Auratums are known as the golden-rayed lily of Japan – how lovely does that sound? The flowers are the largest of the lily family, often more than 20cm across, and they are a mainstay of our January garden. Felix Jury adored them (probably for all the same reasons that we do) and dabbled with breeding them, naming several selections. This one is the very large flowered Flossie. The upshot is that we have a lot of auratums in the garden and generally they are quite happy with benign neglect, growing in both full sun and semi shade.
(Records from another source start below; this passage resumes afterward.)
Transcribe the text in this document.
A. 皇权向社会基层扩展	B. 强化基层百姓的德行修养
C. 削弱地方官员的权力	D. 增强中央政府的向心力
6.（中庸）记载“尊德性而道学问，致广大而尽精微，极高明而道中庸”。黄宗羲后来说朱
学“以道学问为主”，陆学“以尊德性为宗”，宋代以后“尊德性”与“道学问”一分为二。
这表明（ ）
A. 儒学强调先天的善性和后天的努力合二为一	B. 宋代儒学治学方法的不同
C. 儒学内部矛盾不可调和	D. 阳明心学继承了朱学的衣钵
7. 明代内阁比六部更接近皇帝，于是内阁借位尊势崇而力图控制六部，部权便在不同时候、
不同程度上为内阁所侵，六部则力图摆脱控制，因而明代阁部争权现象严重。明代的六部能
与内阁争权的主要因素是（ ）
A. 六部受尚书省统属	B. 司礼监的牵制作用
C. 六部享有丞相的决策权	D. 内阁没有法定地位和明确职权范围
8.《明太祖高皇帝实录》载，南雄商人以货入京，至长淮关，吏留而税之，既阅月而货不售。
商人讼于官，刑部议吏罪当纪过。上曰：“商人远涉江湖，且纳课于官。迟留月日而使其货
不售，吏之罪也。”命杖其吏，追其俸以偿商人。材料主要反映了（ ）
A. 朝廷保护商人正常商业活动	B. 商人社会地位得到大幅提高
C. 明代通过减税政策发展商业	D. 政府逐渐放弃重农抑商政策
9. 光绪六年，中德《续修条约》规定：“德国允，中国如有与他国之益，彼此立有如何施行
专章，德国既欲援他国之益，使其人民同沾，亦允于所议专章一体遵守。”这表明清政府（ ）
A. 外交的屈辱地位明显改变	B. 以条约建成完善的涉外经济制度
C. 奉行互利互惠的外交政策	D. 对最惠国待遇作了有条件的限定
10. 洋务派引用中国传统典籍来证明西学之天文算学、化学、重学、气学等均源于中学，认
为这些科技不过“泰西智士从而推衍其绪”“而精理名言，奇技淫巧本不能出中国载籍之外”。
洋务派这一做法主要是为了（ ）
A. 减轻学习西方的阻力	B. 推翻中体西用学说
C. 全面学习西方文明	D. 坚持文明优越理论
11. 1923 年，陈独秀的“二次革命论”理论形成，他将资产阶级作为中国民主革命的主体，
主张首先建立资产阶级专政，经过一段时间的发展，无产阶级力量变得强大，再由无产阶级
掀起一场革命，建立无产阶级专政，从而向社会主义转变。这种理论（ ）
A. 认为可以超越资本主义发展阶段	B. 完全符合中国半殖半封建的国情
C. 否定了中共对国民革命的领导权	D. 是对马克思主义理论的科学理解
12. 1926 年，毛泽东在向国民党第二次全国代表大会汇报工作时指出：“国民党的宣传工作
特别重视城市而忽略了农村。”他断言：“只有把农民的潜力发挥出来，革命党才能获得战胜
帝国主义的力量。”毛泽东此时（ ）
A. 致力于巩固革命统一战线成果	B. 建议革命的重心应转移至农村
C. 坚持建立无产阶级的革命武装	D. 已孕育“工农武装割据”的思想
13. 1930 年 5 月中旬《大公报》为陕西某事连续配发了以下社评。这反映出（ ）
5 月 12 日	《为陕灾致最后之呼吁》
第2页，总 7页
They prefer soils with good drainage and plenty of humus but not too rich.

The bulbs are large – fist-sized even – and we tried to get around all the plants last winter to dig and divide them. They haven’t had any attention for many, many years but when the clumps get too congested, the tops tend to fall over if they are not staked. The freshly divided patches are mostly standing up like little soldiers without any assistance. Some of the taller ones can get over 2m high and they need some support though often I will intertwine them through neighbouring plants.

You can sometimes find lily bulbs for sale in garden centres in winter. Make sure you avoid any dry, shrivelled specimens – they do not like to be dried out completely even when dormant. You may be lucky and find some auratums but they are not widely offered on the NZ market despite their spectacular summer display.

Tikorangi Notes: Friday 21 January, 2011

Auratum lilies - a mainstay of our summer garden

Auratum lilies - a mainstay of our summer garden

LATEST POSTS: Friday 21 January, 2010

1) Mid summer is the time for auratum lilies – Plant Collector this week.

2) Garden tasks for the week.

3) In Outdoor Classroom this week, we take the first of a two part look at making compost – simple options.

TIKORANGI NOTES: Friday 21 January, 2010

The auratum lilies are a highlight of summer here. We have yet to master the classic summer herbaceous borders but we can do the auratums well. Divinely scented, big, bold and impossible to ignore, they grow well in both full sun and semi shade. Fortunately, the lily beetle which we saw in English gardens, has not made its way past border control here. That is certainly one pest we can do without.